Há que se respirar (literal e visceralmente) de forma mais leve no Brasil. Há que se respeitar diferenças, ainda mais enfática e comprometidamente no Brasil; há que se olhar para o próximo como quem se olha no espelho, no Brasil – e todas estas demandas passam por entender que não se estabelece um estado mínimo, nem se vende a meritocracia se não alinharmos (antes e em bom tempo) uma linha de largada exatamente igual, para todos os contendores.

O ensino tem e deve ser público – ainda que o privado com ele possa caminhar – e de excelência, porque além de dever do estado recepcionado na Carta Política, é a ciência (fruto de pesquisa desenvolvida em universidades) a nos salvar quando a terra sangra a dor de anos de tratamento maléfico (leia-se: Em pandemias).

Por igual, devemos (de vez) aceitar que o que nos diferencia (cor de pele, orientação sexual, religião, opção política) é justamente o que nos aproxima, na medida em que a pluralidade é da nossa essência, como se vê desde que Darwin nos apresentou a sua teoria da evolução das espécies – que em nada desmerece o pensamento criacionista, a não ser que fundamentalizemos este em desfavor da ciência – que o próprio criador nos presenteou com a inteligência e o livre arbítrio...

Nesta medida, não teremos jamais que conviver com o levante do gado feroz que ataca as minorias por ver nas diferenças uma ameaça à sua fragilidade, seja esta da natureza que for – sexual, hormonal ou fruto da ignorância que calça botina e despreza os tênis coloridos pelas praias...

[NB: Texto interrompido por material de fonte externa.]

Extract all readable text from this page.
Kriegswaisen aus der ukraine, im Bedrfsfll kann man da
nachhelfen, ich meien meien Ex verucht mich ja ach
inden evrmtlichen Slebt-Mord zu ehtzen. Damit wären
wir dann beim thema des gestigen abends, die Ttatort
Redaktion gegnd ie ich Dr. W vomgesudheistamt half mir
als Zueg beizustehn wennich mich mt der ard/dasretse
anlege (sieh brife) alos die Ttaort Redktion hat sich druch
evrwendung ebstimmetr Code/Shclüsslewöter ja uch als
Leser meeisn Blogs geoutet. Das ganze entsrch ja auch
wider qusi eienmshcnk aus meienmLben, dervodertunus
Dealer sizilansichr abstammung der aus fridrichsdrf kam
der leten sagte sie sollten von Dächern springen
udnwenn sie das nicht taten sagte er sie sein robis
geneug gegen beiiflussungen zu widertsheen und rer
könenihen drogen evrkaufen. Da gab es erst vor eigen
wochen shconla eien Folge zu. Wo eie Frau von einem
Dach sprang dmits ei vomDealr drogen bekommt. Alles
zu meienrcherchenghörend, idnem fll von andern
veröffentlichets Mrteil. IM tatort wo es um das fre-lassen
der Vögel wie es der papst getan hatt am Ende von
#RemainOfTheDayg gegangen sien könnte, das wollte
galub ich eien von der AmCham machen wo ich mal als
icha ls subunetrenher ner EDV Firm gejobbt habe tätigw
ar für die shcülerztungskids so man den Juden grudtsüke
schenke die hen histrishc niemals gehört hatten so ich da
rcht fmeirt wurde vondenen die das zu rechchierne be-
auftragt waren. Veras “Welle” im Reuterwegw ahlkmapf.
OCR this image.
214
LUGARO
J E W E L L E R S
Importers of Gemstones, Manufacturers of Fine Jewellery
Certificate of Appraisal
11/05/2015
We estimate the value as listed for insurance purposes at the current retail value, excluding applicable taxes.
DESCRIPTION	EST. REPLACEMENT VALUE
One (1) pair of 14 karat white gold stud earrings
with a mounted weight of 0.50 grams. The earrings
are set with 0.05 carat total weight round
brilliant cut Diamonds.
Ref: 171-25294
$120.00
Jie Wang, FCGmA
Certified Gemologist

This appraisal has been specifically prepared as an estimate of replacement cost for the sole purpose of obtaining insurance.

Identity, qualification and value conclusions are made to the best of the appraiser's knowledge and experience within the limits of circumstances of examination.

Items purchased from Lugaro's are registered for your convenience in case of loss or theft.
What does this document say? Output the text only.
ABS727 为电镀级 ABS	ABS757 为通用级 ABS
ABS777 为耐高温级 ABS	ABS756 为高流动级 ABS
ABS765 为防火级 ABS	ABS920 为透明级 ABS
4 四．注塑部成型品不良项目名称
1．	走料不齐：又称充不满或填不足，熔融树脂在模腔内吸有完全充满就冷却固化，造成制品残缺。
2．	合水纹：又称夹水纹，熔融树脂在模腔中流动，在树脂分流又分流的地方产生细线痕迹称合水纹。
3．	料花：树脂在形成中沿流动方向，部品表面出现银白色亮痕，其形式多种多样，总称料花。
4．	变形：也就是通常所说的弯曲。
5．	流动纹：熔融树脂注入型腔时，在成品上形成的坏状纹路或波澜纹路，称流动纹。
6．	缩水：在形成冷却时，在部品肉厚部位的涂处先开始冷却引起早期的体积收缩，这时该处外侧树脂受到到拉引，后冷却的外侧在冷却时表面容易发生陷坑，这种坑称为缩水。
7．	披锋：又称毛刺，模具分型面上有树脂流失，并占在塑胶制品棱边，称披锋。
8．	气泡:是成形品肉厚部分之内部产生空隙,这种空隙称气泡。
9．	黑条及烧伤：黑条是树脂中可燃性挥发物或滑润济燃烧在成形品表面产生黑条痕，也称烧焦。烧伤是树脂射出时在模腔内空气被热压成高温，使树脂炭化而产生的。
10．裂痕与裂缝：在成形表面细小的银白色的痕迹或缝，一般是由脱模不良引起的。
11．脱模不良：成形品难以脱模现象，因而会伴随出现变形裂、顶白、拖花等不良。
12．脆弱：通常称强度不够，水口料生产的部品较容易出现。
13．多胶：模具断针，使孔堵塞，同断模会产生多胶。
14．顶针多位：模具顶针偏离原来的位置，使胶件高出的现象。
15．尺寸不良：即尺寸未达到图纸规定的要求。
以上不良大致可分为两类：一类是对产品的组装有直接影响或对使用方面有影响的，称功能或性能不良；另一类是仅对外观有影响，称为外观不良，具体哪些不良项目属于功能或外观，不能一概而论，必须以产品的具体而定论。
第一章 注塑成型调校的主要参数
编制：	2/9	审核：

Findando, que Venezuela, Cuba, ou qualquer país que seja, possam seguir ajudando, seja com cilindros de oxigênio pontuais, ou exportando médicos para os rincões onde faltam médicos, sempre que possível e na medida da importância que o conhecimento tem.

Toda a prosa deletéria desta realidade não é senão mugido.

Tristes e abafados trópicos. Saudade Pai e vai Corinthians!